After that, we’ve notified the city that we intend to file a lawsuit to compel the records’ disclosure. Cory Briggs, a local attorney, is serving as our counsel.
I’ve worked throughout the spring with Darren Pudgil, the mayor’s spokesman, to narrow the scope of my request, originally filed March 27. I wanted to know what went into the misrepresentations that city officials made about the mayor’s water-cuts strategy.
In turn, Pudgil delayed the release of records and refused to tell us when they’d be ready, even though he’s required to do that by law. He instead made vague promises and only produced them after we told him we’d start writing about the city’s refusal to disclose them.
When we got the records earlier this month, the city withheld 48 percent of the emails I requested, citing exemptions created by a 1991 legal case.
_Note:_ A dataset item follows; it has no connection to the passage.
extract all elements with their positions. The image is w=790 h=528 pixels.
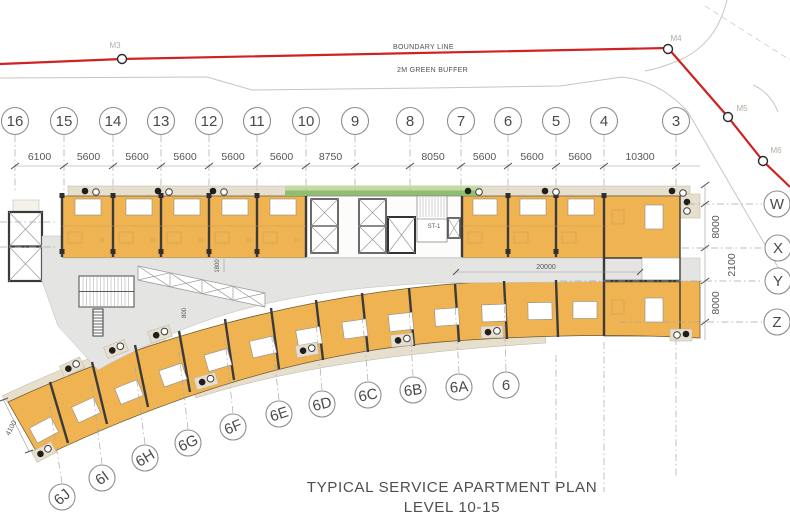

But the foundation of that case is shaky. A legal opinion written by former City Attorney Mike Aguirre concluded that passage of a 2004 statewide open-government ballot proposition left the 1991 case “of dubious authority.”
I asked City Attorney Jan Goldsmith yesterday whether he stood by Aguirre’s legal opinion. He said he did. He told me: “[I]ts legal analysis is sound. There has been no change in interpretation.”
So at the same time Goldsmith stood behind the opinion, which concluded the 1991 legal case is of “dubious authority,” his attorneys are citing it to me as the main reason for keeping those 692 e-mails from being disclosed.
I’ve called or text-messaged Pudgil every day since Pudgil Watch officially started June 22. He hasn’t returned any calls or messages. Sanders has stood by the decision to keep the records secret.